Poe Chat
PassAudited by ClawScan on May 1, 2026.
Overview
This skill appears to do what it claims—call Poe models and optionally upload user-selected files—but users should notice the Poe API key, third-party file upload, and unpinned Python dependencies.
This skill is reasonable to install if you want Poe model access from the agent. Before using it, install dependencies in an isolated environment, store the Poe API key carefully, and only upload files you are comfortable sending to Poe and the selected model provider.
Findings (3)
Artifact-based informational review of SKILL.md, metadata, install specs, static scan signals, and capability signals. ClawScan does not execute the skill or run runtime probes.

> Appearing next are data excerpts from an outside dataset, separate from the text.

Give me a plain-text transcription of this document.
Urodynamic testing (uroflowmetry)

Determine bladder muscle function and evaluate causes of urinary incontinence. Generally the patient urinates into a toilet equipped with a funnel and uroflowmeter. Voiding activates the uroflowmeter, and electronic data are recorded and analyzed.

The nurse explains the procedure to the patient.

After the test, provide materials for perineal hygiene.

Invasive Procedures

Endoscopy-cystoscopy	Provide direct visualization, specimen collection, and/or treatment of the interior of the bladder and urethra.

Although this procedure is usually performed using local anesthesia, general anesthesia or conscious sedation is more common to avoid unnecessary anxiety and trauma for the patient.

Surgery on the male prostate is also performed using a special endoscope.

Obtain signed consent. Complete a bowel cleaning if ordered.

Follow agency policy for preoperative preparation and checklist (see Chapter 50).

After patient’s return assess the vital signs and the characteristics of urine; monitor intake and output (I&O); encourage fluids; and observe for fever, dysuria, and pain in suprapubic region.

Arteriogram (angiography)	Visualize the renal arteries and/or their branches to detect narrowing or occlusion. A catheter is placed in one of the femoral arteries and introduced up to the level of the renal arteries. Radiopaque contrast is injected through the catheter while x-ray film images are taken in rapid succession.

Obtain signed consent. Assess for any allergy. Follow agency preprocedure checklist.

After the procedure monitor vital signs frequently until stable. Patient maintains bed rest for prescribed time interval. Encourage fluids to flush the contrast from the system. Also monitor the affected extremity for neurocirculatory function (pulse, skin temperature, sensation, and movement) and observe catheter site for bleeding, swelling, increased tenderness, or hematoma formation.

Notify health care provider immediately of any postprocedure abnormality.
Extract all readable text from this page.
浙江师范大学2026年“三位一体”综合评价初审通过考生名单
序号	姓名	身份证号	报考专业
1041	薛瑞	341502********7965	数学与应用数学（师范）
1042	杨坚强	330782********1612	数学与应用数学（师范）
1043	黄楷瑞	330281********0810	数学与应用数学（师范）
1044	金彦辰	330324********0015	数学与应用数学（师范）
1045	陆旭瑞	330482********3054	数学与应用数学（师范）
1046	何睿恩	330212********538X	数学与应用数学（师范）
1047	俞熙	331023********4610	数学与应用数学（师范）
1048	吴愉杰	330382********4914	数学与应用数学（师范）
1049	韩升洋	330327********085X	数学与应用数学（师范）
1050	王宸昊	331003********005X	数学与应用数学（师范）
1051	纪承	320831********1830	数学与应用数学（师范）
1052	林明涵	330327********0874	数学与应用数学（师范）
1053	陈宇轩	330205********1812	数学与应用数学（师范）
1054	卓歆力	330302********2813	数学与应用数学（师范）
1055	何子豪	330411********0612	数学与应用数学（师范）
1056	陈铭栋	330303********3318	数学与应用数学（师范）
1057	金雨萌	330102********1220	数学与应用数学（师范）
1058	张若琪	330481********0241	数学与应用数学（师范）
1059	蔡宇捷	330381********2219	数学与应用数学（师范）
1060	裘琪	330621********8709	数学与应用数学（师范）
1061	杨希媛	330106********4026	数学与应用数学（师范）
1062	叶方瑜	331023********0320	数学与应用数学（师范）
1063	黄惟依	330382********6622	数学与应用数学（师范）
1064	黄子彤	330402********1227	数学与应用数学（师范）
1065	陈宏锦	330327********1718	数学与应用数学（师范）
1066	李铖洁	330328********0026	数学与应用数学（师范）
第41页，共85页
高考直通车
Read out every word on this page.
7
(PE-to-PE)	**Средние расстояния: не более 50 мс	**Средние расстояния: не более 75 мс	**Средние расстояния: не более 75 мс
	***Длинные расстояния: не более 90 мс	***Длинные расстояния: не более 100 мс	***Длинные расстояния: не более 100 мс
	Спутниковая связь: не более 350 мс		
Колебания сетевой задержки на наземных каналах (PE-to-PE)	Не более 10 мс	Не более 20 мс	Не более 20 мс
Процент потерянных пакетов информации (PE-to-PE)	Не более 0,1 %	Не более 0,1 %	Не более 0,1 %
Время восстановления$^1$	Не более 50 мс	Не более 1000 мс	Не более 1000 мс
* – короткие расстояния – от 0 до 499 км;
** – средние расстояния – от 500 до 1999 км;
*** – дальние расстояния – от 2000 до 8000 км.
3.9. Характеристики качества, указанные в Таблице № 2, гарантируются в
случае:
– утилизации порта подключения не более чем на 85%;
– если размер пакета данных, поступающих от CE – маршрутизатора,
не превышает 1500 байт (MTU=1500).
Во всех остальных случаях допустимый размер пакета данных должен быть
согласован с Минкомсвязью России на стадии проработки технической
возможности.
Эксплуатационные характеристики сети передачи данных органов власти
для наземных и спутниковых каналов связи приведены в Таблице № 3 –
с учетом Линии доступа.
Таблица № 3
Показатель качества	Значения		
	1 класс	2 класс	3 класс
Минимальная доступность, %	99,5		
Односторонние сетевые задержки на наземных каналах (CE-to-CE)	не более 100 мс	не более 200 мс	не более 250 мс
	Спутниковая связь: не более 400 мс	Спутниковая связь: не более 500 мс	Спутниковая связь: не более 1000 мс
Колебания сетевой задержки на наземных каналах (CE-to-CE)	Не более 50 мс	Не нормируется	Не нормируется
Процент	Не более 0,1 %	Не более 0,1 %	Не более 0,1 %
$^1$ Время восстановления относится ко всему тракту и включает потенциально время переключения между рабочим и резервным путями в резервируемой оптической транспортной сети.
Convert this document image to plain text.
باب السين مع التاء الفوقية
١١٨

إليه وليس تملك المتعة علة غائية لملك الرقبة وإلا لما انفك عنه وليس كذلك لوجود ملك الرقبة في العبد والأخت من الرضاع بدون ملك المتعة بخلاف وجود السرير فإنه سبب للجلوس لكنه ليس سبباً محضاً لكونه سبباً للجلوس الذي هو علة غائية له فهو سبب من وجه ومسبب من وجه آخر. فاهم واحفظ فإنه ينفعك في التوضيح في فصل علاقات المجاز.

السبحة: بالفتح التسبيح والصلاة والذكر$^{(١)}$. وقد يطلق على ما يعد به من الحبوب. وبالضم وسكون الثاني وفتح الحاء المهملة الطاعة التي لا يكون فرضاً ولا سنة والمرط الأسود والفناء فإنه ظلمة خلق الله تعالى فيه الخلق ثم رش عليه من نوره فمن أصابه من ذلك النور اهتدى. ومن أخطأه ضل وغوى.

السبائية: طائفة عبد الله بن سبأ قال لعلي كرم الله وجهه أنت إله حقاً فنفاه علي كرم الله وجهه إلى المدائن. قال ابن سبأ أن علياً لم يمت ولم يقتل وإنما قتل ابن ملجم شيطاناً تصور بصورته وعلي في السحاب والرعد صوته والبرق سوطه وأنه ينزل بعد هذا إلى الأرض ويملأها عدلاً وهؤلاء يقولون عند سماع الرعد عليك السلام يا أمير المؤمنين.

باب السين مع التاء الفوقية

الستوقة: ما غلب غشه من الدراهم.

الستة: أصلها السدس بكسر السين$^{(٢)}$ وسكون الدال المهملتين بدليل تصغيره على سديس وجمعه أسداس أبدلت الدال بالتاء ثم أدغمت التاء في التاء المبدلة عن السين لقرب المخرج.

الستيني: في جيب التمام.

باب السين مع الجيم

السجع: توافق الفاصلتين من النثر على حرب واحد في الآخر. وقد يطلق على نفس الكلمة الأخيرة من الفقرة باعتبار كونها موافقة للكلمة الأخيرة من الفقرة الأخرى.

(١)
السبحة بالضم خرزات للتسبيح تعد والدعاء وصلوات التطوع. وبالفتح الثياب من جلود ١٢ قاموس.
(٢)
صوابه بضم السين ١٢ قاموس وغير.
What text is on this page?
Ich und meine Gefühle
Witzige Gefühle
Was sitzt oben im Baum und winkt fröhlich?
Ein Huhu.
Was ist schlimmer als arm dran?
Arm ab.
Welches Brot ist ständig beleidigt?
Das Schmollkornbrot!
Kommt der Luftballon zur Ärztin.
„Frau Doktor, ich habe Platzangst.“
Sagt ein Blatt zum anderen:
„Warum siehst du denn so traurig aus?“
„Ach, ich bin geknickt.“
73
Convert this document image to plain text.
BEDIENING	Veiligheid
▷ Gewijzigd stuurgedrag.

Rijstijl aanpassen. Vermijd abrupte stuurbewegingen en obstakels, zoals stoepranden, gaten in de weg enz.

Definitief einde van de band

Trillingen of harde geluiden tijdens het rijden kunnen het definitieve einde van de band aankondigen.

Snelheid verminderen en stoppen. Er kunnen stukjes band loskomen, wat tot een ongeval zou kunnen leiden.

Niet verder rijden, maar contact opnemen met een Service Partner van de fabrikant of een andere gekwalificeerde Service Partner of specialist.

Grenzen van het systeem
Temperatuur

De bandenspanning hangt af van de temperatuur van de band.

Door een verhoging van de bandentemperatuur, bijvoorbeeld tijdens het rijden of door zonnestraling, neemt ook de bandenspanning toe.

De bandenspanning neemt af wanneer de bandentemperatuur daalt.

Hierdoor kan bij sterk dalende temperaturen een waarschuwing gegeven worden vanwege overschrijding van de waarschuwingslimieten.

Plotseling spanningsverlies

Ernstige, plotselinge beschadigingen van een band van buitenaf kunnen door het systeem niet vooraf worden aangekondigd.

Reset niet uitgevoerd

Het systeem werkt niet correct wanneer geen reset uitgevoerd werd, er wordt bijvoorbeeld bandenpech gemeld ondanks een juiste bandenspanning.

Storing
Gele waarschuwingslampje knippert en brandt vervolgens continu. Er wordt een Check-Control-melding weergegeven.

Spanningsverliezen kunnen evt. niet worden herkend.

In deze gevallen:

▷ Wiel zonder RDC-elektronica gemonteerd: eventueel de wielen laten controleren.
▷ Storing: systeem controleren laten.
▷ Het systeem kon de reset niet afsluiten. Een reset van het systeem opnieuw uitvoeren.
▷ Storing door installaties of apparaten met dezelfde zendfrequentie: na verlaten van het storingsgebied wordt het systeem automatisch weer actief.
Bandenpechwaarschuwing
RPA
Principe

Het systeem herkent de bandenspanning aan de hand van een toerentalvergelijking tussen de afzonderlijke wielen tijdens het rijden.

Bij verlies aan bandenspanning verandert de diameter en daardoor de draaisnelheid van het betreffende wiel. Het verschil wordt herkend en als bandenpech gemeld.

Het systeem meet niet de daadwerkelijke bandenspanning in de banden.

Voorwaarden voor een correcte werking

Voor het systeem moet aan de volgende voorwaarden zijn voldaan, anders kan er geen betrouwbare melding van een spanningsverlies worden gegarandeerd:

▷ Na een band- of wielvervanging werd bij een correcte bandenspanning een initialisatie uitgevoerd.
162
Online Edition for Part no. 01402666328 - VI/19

Installing and using the skill may require granting access to a Poe API key for the user's Poe account.
The skill requires a Poe API key and also supports passing it on the command line. This is expected for a Poe integration, but users should treat the key as a credential; command-line use may expose it in shell history or process listings.
export POE_API_KEY="your_api_key" ... 也可以在调用时通过 `--api-key` 传入
Use the POE_API_KEY environment variable rather than passing the key directly on the command line, and revoke or rotate the key if it is exposed.
Any file supplied with --file may be sent to Poe and then to the selected model provider for analysis.
The script uploads user-specified local files to Poe through fastapi-poe. This is disclosed and purpose-aligned, but it is a third-party data transfer.
with open(path, "rb") as handle:
attachment = fp.upload_file_sync(handle, api_key=api_key)Only upload files you are comfortable sharing with Poe/the selected model, and avoid secrets, credentials, private documents, or regulated data unless appropriate.
Future dependency changes could affect behavior or security even if the skill files do not change.
The dependency list is not version-pinned, while SKILL.md instructs users to install it with pip. This is typical for simple scripts but leaves exact installed versions to the package index at install time.
fastapi-poe requests
Prefer installing in a virtual environment and consider pinning or reviewing dependency versions before use.